In the aftermath of any calamity, such as the bankruptcy of Enron, there should be innumerable brainstorming sessions to determine what went wrong and to recommend procedures to reduce the chance of a repeat performance. And the recommendations, if sound, should be adopted, given the evidence of what has just happened. One such recommendation coming out of the Enron collapse has been made by Federal Reserve Chairman Alan Greenspan.
Greenspan says that stock options lavished on corporate executives should be accounted for as business expenses that are fully disclosed to investors in the earnings-per-share and overall performance reports. Congress had the chance in 1994 to add this stipulation to rules enforced by federal accounting regulators but voted against a bill to require it.

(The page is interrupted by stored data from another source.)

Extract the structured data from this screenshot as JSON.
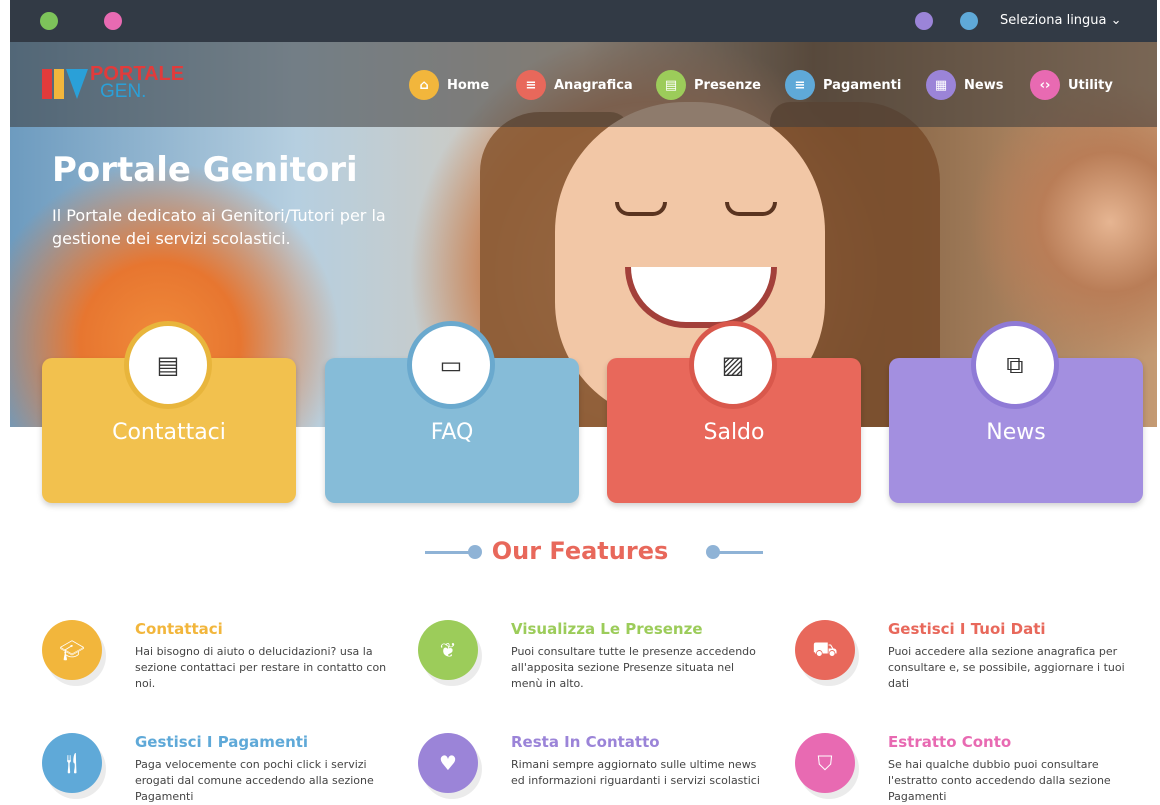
{
  "topbar": {
    "language_label": "Seleziona lingua",
    "icons": [
      "phone-icon",
      "clock-icon",
      "power-icon",
      "globe-icon"
    ]
  },
  "brand": {
    "line1": "PORTALE",
    "line2": "GEN."
  },
  "nav": [
    {
      "label": "Home",
      "color": "#f2b63c",
      "icon": "home-icon"
    },
    {
      "label": "Anagrafica",
      "color": "#e8685b",
      "icon": "list-icon"
    },
    {
      "label": "Presenze",
      "color": "#9ccc5a",
      "icon": "document-icon"
    },
    {
      "label": "Pagamenti",
      "color": "#5fa9d8",
      "icon": "list-icon"
    },
    {
      "label": "News",
      "color": "#9b84d8",
      "icon": "calendar-icon"
    },
    {
      "label": "Utility",
      "color": "#e86ab2",
      "icon": "code-icon"
    }
  ],
  "hero": {
    "title": "Portale Genitori",
    "subtitle": "Il Portale dedicato ai Genitori/Tutori per la gestione dei servizi scolastici."
  },
  "cards": [
    {
      "label": "Contattaci",
      "color": "#f2c14e",
      "ring": "#e8b53c",
      "icon": "document-icon"
    },
    {
      "label": "FAQ",
      "color": "#86bcd8",
      "ring": "#6aa9ce",
      "icon": "calendar-icon"
    },
    {
      "label": "Saldo",
      "color": "#e8685b",
      "ring": "#d9584c",
      "icon": "image-icon"
    },
    {
      "label": "News",
      "color": "#a38fe0",
      "ring": "#8f7ad6",
      "icon": "copy-icon"
    }
  ],
  "features_title": "Our Features",
  "features": [
    {
      "title": "Contattaci",
      "text": "Hai bisogno di aiuto o delucidazioni? usa la sezione contattaci per restare in contatto con noi.",
      "color": "#f2b63c",
      "icon": "graduation-cap-icon"
    },
    {
      "title": "Visualizza Le Presenze",
      "text": "Puoi consultare tutte le presenze accedendo all'apposita sezione Presenze situata nel menù in alto.",
      "color": "#9ccc5a",
      "icon": "leaf-icon"
    },
    {
      "title": "Gestisci I Tuoi Dati",
      "text": "Puoi accedere alla sezione anagrafica per consultare e, se possibile, aggiornare i tuoi dati",
      "color": "#e8685b",
      "icon": "car-icon"
    },
    {
      "title": "Gestisci I Pagamenti",
      "text": "Paga velocemente con pochi click i servizi erogati dal comune accedendo alla sezione Pagamenti",
      "color": "#5fa9d8",
      "icon": "cutlery-icon"
    },
    {
      "title": "Resta In Contatto",
      "text": "Rimani sempre aggiornato sulle ultime news ed informazioni riguardanti i servizi scolastici",
      "color": "#9b84d8",
      "icon": "heart-icon"
    },
    {
      "title": "Estratto Conto",
      "text": "Se hai qualche dubbio puoi consultare l'estratto conto accedendo dalla sezione Pagamenti",
      "color": "#e86ab2",
      "icon": "shield-icon"
    }
  ]
}
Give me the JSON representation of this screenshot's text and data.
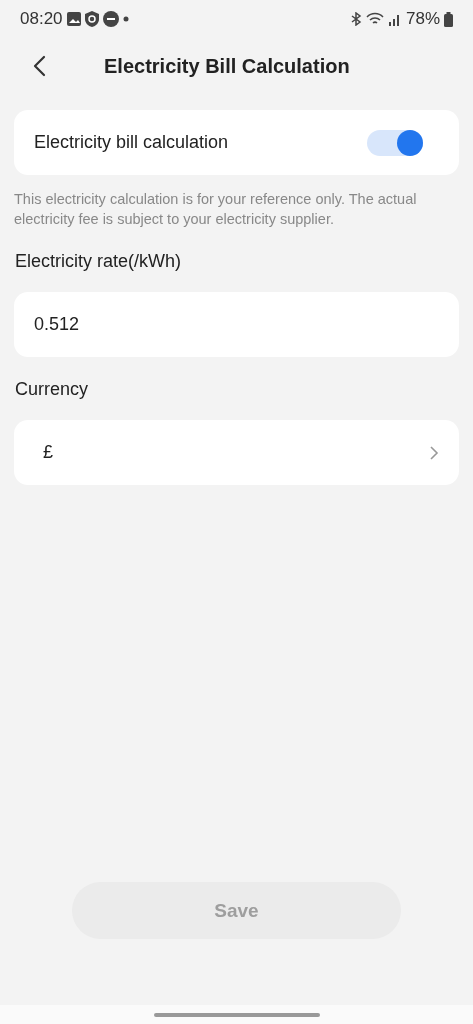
{
  "status_bar": {
    "time": "08:20",
    "battery": "78%"
  },
  "header": {
    "title": "Electricity Bill Calculation"
  },
  "toggle_card": {
    "label": "Electricity bill calculation",
    "on": true
  },
  "note": "This electricity calculation is for your reference only. The actual electricity fee is subject to your electricity supplier.",
  "rate": {
    "label": "Electricity rate(/kWh)",
    "value": "0.512"
  },
  "currency": {
    "label": "Currency",
    "value": "£"
  },
  "save_button": {
    "label": "Save",
    "disabled": true
  }
}
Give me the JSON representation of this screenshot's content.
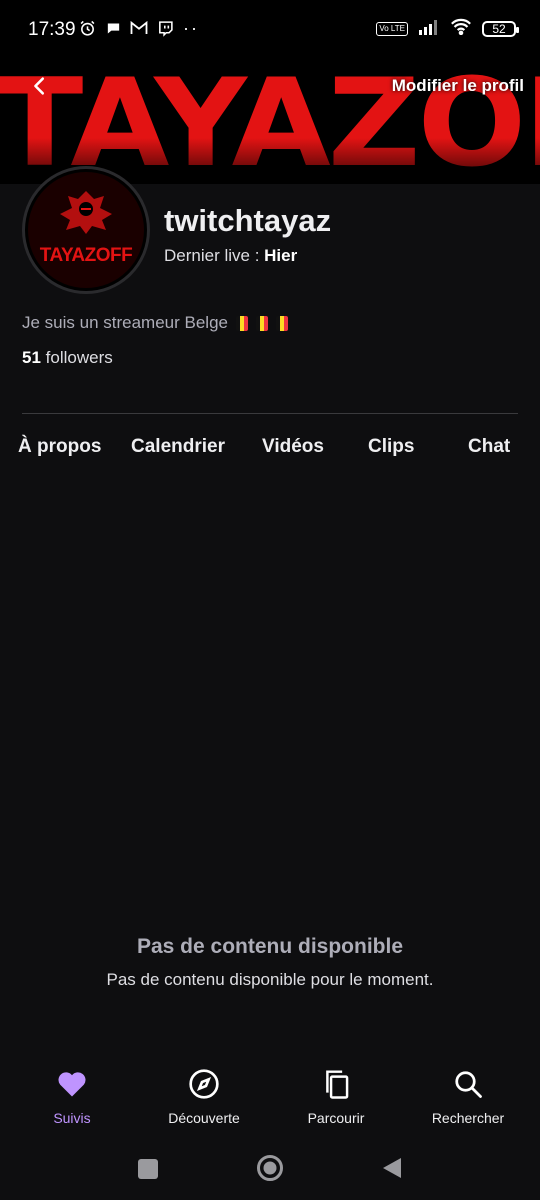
{
  "status_bar": {
    "time": "17:39",
    "volte": "Vo LTE",
    "battery": "52"
  },
  "header": {
    "banner_text": "TAYAZOFF",
    "edit_profile_label": "Modifier le profil"
  },
  "profile": {
    "avatar_text": "TAYAZOFF",
    "username": "twitchtayaz",
    "last_live_label": "Dernier live :",
    "last_live_value": "Hier",
    "bio": "Je suis un streameur Belge",
    "followers_count": "51",
    "followers_label": "followers"
  },
  "tabs": [
    {
      "label": "À propos"
    },
    {
      "label": "Calendrier"
    },
    {
      "label": "Vidéos"
    },
    {
      "label": "Clips"
    },
    {
      "label": "Chat"
    }
  ],
  "empty_state": {
    "title": "Pas de contenu disponible",
    "subtitle": "Pas de contenu disponible pour le moment."
  },
  "bottom_nav": [
    {
      "label": "Suivis",
      "icon": "heart-icon",
      "active": true
    },
    {
      "label": "Découverte",
      "icon": "compass-icon",
      "active": false
    },
    {
      "label": "Parcourir",
      "icon": "browse-icon",
      "active": false
    },
    {
      "label": "Rechercher",
      "icon": "search-icon",
      "active": false
    }
  ],
  "colors": {
    "accent": "#bf94ff",
    "brand_red": "#e31313",
    "background": "#0e0e10"
  }
}
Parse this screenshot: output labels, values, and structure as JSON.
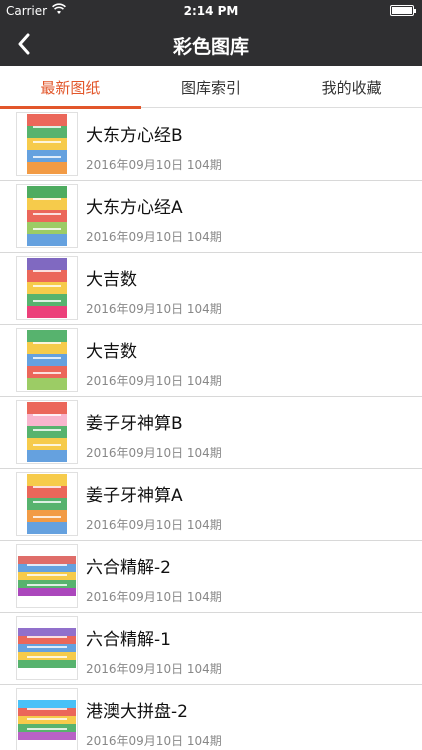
{
  "status_bar": {
    "carrier": "Carrier",
    "time": "2:14 PM"
  },
  "nav": {
    "title": "彩色图库"
  },
  "tabs": [
    {
      "label": "最新图纸",
      "active": true
    },
    {
      "label": "图库索引",
      "active": false
    },
    {
      "label": "我的收藏",
      "active": false
    }
  ],
  "items": [
    {
      "name": "大东方心经B",
      "meta": "2016年09月10日 104期",
      "thumb_colors": [
        "#e84c3d",
        "#3aa655",
        "#f4c22b",
        "#4a90d9",
        "#f08a24"
      ]
    },
    {
      "name": "大东方心经A",
      "meta": "2016年09月10日 104期",
      "thumb_colors": [
        "#2f9e44",
        "#f4c22b",
        "#e84c3d",
        "#8bc34a",
        "#4a90d9"
      ]
    },
    {
      "name": "大吉数",
      "meta": "2016年09月10日 104期",
      "thumb_colors": [
        "#6a4fb6",
        "#e84c3d",
        "#f4c22b",
        "#3aa655",
        "#e91e63"
      ]
    },
    {
      "name": "大吉数",
      "meta": "2016年09月10日 104期",
      "thumb_colors": [
        "#3aa655",
        "#f4c22b",
        "#4a90d9",
        "#e84c3d",
        "#8bc34a"
      ]
    },
    {
      "name": "姜子牙神算B",
      "meta": "2016年09月10日 104期",
      "thumb_colors": [
        "#e84c3d",
        "#f7a8c4",
        "#3aa655",
        "#f4c22b",
        "#4a90d9"
      ]
    },
    {
      "name": "姜子牙神算A",
      "meta": "2016年09月10日 104期",
      "thumb_colors": [
        "#f4c22b",
        "#e84c3d",
        "#3aa655",
        "#f08a24",
        "#4a90d9"
      ]
    },
    {
      "name": "六合精解-2",
      "meta": "2016年09月10日 104期",
      "thumb_colors": [
        "#d9534f",
        "#4a90d9",
        "#f4c22b",
        "#3aa655",
        "#9c27b0"
      ],
      "wide": true
    },
    {
      "name": "六合精解-1",
      "meta": "2016年09月10日 104期",
      "thumb_colors": [
        "#7e57c2",
        "#e84c3d",
        "#4a90d9",
        "#f4c22b",
        "#3aa655"
      ],
      "wide": true
    },
    {
      "name": "港澳大拼盘-2",
      "meta": "2016年09月10日 104期",
      "thumb_colors": [
        "#29b6f6",
        "#e84c3d",
        "#f4c22b",
        "#3aa655",
        "#ab47bc"
      ],
      "wide": true
    }
  ],
  "colors": {
    "bar_bg": "#2f2f31",
    "accent": "#e2562a",
    "meta_text": "#888888"
  },
  "icons": {
    "back": "chevron-left-icon",
    "wifi": "wifi-icon",
    "battery": "battery-icon"
  }
}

Based on calculations made by the Federal Reserve, Fortune 500 companies would have had their annual profit margins decline from 12 percent to 9.4 percent if stock options had been counted from 1995 to 2000.
Essentially, Greenspan is saying that stock options awarded to senior managers -- options that are worth multiple millions of dollars to the executives -- should be listed forthrightly on the books as expenses, even though the listing would detract from reported profits.
Without the change, Greenspan says, investors will continue receiving inaccurate financial reports on the company. In what has become a national scandal, top Enron executives cashed in their stock options before the collapse of the company's stock, reaping millions that investors thought belonged to the whole company. Executives at companies that engage in this practice are allowed to buy company stock in the future at a price that was determined well beforehand. As the stock rises, so does their wealth -- yet investors are kept in the dark about how much of the company's wealth is tied up in this manner. If the options were regarded as expenses, they would be balanced with earnings. The average investor is always the one hurt by overstated earnings.
President Bush, siding as he too often does with big business, opposes this accounting change. But the country should listen to Greenspan. Our economic system is tied into investing, and investing depends on companies coming through with accurate information, not accounting tricks.